Lalu akhirnya aku berhasil menemukan video "Koran by Heart", yang waktu aku mencoba buka minggu lalu tak nyambung linknya, moga-moga link ini masih bisa jalan. Kalau engga bisa, bisa coba masuk ke http://www.vimeo.com/ lalu search Koran by Heart, bener-bener tontonan wajib deh!!
ps. di youtube ada yang bilang sudah dihapus karena konflik hak cipta.

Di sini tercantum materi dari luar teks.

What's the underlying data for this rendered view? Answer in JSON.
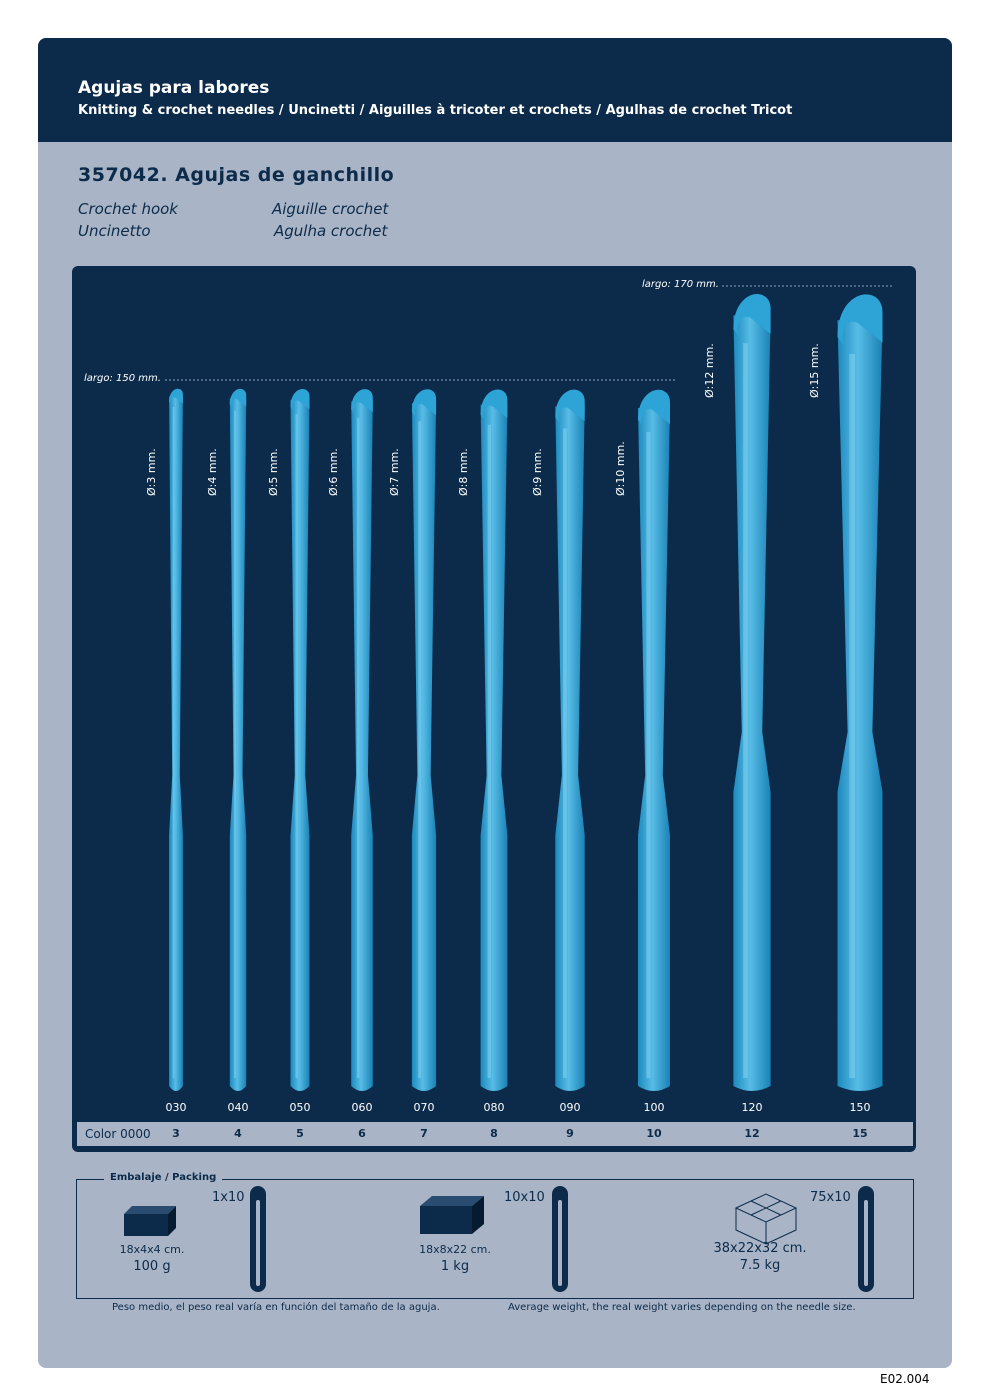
{
  "header": {
    "title": "Agujas para labores",
    "subtitle": "Knitting & crochet needles / Uncinetti / Aiguilles à tricoter et crochets / Agulhas de crochet Tricot"
  },
  "product": {
    "title": "357042. Agujas de ganchillo",
    "names": [
      "Crochet hook",
      "Aiguille crochet",
      "Uncinetto",
      "Agulha crochet"
    ]
  },
  "lengths": {
    "short": "largo: 150 mm.",
    "long": "largo: 170 mm."
  },
  "hooks": [
    {
      "diameter": "Ø:3 mm.",
      "code": "030",
      "color": "3",
      "d": 3,
      "len": 150
    },
    {
      "diameter": "Ø:4 mm.",
      "code": "040",
      "color": "4",
      "d": 4,
      "len": 150
    },
    {
      "diameter": "Ø:5 mm.",
      "code": "050",
      "color": "5",
      "d": 5,
      "len": 150
    },
    {
      "diameter": "Ø:6 mm.",
      "code": "060",
      "color": "6",
      "d": 6,
      "len": 150
    },
    {
      "diameter": "Ø:7 mm.",
      "code": "070",
      "color": "7",
      "d": 7,
      "len": 150
    },
    {
      "diameter": "Ø:8 mm.",
      "code": "080",
      "color": "8",
      "d": 8,
      "len": 150
    },
    {
      "diameter": "Ø:9 mm.",
      "code": "090",
      "color": "9",
      "d": 9,
      "len": 150
    },
    {
      "diameter": "Ø:10 mm.",
      "code": "100",
      "color": "10",
      "d": 10,
      "len": 150
    },
    {
      "diameter": "Ø:12 mm.",
      "code": "120",
      "color": "12",
      "d": 12,
      "len": 170
    },
    {
      "diameter": "Ø:15 mm.",
      "code": "150",
      "color": "15",
      "d": 15,
      "len": 170
    }
  ],
  "color_label": "Color 0000",
  "packing": {
    "label": "Embalaje / Packing",
    "items": [
      {
        "qty": "1x10",
        "dims": "18x4x4 cm.",
        "weight": "100 g"
      },
      {
        "qty": "10x10",
        "dims": "18x8x22 cm.",
        "weight": "1 kg"
      },
      {
        "qty": "75x10",
        "dims": "38x22x32 cm.",
        "weight": "7.5 kg"
      }
    ]
  },
  "notes": {
    "es": "Peso medio, el peso real varía en función del tamaño de la aguja.",
    "en": "Average weight, the real weight varies depending on the needle size."
  },
  "page_number": "E02.004",
  "colors": {
    "navy": "#0c2b4a",
    "background": "#a9b4c6",
    "hook": "#2ea3d6",
    "hook_light": "#7fd0f0"
  }
}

Dibuat oleh Greg Barker, warga US non-muslim yang telah mengunjungi lebih dari 50 negara di 6 benua, beliau mempunyai minat dan apresiasi tinggi mengenai budaya international, dan mempunyai misi untuk membuka jendela dunia, dalam perspertifnya sebagai warga US. Beliau menyoroti perjalanan kompetisi international para penghafal Quran di Mesir pada Ramadan 2010. Peserta berusia 7 hingga awal 20 tahun, dengan rata-rata usia remaja. 3 tokoh utama yang diambil di film ini berusia 10 tahun, (1) Saidov Nabiollah dari Tajikistan, (2) Rifdha Rasyid dari Maldives, dan (3) Djamil dari Senegal. Latar belakang keluarga, tantangan kehidupan beragama di negaranya, serta berbagi issue hangat seuptar islam dikemas di film ini. Bukan hanya dari pakar muslim, seorang pakar non-muslim di reciting quran, Kristina Nelson, juga memberikan komentarnya. Film ini terasa sekali nuansa islam, sekaligus nuansa netralnya, mengharukan, dan menggetarkan saat mendengar lantunan indah ayat-ayat Quran dari anak-anak.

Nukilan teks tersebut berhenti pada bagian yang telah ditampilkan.